James H. Capshew is Director of Graduate Studies in the Department of History and Philosophy of Science at Indiana University. He earned his doctorate in history and sociology of science from the University of Pennsylvania in 1986 and specializes in the history of American science and learning. The author of Psychologists on the March: Science, Practice, and Professional Identity in America, 1929-1969 (Cambridge, 1999), he has published articles in Technology and Culture, Osiris, and the American Psychologist, among other journals. His current research includes a synthetic history of twentieth-century psychology, a biography of educational leader Herman B Wells, and an investigation of neuropsychological pathography.

Peter Hegarty, who received his doctorate from Stanford University, is a social psychologist and historian of psychology. He is currently employed in the Psychology Department at the University of Surrey. Both lines of his research interrogate links between sexual politics and empiricist narratives in the psychological sciences. He is currently working on a project about Alfred Kinsey, Lewis Terman, and statistical practices in sexuality research. [End Page 511]

Narisara Murray, who completed her bachelor of arts degree at Harvard University, is in the doctoral program in the Department of History and Philosophy of Science at Indiana University. Her dissertation examines the social and cultural history of the London Zoological Society and Gardens in the nineteenth century.

Ellen Bayuk Rosenman received her doctorate in English from the University of Virginia and is now Associate Professor of English and an Affiliated Faculty Member in Women's Studies at the University of Kentucky. She has recently published the book Unauthorized Pleasures: Accounts of Victorian Erotic Experience (Ithaca, NY, 2003) and has also written on Victorian melodrama, realism, and fashion. In addition to Victorian literature and culture, her teaching interests include women's literature and Virginia Woolf.
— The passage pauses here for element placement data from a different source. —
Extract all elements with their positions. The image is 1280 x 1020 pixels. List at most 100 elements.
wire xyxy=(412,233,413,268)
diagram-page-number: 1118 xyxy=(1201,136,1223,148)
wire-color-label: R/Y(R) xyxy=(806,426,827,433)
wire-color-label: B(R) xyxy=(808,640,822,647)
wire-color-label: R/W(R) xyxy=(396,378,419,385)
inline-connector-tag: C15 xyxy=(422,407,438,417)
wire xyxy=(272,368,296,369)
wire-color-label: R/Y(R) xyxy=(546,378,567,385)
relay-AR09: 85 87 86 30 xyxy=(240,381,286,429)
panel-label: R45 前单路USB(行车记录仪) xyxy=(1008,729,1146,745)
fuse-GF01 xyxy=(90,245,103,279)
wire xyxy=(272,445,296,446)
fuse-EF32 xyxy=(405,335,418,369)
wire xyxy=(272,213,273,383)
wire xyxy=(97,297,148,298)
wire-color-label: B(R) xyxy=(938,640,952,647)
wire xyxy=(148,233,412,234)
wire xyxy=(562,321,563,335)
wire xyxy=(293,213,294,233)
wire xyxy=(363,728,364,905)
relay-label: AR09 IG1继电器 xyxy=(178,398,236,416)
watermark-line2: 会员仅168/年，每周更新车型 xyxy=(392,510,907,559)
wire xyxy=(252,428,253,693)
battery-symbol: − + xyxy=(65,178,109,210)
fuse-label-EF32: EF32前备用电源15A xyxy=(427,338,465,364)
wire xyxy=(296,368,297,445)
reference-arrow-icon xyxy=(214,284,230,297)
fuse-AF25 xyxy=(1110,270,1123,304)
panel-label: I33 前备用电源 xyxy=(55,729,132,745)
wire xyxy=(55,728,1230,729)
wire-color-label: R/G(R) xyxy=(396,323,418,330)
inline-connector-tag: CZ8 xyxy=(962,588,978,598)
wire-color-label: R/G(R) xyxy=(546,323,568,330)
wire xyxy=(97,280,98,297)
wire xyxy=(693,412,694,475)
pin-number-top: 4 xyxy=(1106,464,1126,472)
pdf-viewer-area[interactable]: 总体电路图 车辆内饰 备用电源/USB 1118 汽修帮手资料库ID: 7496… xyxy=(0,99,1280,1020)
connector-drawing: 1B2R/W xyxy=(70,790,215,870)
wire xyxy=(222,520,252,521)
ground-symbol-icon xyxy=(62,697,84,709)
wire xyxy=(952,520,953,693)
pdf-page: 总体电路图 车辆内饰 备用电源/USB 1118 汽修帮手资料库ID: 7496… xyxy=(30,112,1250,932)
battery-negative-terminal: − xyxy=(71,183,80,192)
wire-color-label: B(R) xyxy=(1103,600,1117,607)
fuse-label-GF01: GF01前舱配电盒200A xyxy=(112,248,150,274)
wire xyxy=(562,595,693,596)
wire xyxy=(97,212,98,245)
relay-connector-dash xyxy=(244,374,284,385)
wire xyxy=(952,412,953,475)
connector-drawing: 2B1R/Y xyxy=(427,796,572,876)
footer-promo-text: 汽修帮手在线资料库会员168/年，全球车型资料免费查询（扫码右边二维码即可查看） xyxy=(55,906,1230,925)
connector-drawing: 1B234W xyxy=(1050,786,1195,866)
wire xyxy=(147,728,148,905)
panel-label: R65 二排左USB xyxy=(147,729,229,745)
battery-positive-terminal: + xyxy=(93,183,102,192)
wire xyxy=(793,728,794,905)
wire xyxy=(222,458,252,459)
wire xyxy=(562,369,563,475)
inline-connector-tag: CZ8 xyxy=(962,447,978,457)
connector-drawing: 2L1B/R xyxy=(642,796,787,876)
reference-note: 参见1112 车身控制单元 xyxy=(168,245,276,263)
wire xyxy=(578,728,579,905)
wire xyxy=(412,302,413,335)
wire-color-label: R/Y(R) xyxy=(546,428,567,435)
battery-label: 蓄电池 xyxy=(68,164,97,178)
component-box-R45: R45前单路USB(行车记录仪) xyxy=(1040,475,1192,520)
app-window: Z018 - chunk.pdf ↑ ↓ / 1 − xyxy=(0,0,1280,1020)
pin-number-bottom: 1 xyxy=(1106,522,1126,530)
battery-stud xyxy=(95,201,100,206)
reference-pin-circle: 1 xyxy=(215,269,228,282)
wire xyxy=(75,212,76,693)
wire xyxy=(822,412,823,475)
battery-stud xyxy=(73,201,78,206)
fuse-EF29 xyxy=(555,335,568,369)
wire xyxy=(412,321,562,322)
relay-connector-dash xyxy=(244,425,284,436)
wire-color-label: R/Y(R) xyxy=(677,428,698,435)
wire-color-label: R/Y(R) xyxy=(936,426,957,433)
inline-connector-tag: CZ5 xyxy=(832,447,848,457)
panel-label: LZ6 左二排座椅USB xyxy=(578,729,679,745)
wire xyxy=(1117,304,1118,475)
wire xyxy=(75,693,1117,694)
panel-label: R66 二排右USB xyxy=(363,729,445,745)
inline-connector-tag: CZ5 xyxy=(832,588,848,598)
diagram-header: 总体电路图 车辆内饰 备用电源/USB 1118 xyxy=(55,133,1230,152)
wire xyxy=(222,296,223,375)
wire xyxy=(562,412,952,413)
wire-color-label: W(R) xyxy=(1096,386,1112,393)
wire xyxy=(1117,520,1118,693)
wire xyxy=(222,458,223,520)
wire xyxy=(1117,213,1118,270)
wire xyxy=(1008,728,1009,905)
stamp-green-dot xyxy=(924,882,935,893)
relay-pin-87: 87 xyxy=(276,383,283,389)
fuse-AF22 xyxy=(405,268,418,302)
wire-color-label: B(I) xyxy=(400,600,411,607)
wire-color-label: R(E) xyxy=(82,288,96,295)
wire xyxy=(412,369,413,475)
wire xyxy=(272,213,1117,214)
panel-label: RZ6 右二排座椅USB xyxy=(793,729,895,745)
Beryl Satter received her doctorate in American studies from Yale University in 1992. She is currently Associate Professor of History at Rutgers University in Newark. Her book, Each Mind a Kingdom: American Women, Sexual Purity, and the New Thought Movement, 1875-1920, was published by the University of California Press in 1999. This essay on the sexual abuse paradigm will form part of a larger book project, tentatively entitled "American Enchantment: Cultural Battles over Passivity, Family Structure, and Political Freedom, 1945-2000."

Patrick Singy is completing his doctorate in the history and philosophy of science at the University of Chicago. In addition to his interest in eighteenth-century sexuality, he is working on eighteenth- and nineteenth-century structures of medical perception in practices such as the taking of the pulse, percussion of the chest, and consultation by letter.

Naoko Wake, a graduate of Kyoto University, is a Ph.D. student in the Department of History at Indiana University. She is researching the life and career of American psychiatrist Harry Stack Sullivan.